Nie jestem profesjonalista (i wszystko to tylko moje prywatne zdanie, nie biore odpowiedzialnosci za powstale szkody ), ale wg mnie jest OK. "Pigula" sporo wieksza, wiec doladowanie mocno spadlo (0,75 wobec zadanego 0,94) - na pewno samochod jest odczuwalnie duzo slabszy, ale dzieki temu przynajmniej go nie zepsujesz. Gora jest troche wiecej doladowania, bo przeplywy wieksze, a Twoje ecu caly czas probuje dobic do zadanego (caly czas masz wysokie duty cycle). Dlugoterminowe korekty lambda na niewielkim minusie, co tez wydaje sie OK - przez nizsze niz spodziewane doladowanie jest lekko podlany.

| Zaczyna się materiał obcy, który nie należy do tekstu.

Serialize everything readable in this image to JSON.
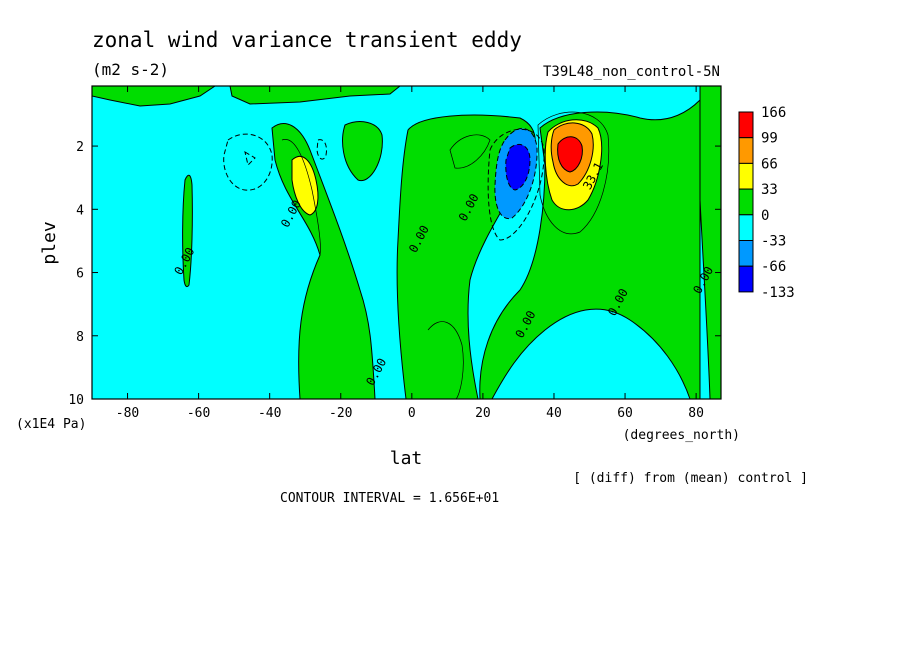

Ja bym nie szukal teraz problemow. Dopiero jak podczas strojenia cos by wyszlo. Ew. jesli ciagle masz obawy, to zmien DP na serie (i restryktor) - dowiesz sie czy dziala jak wczesniej.
Jak chcesz sie jeszcze pobawic, to mozesz poszukac restryktora o srednicy 1.3-1.4mm i zobaczyc jak to wplynie na zachowanie doladowania (gdzies czytalem, ze przy takich zabawach ktos zakladal zaworek iglicowy z pokretlem zamiast restryktora, zeby moc sobie to plynnie regulowac). Ale i tak najlepsza opcja bedzie zrobienie mapy.
W razie nastepnego logowania dodaj jeszcze parametr CL/OL Fueling.
A w ogole to przy takich zminach dobrym pomyslem jest reset ecu, zeby od poczatku uczyl sie na nowych warunkach.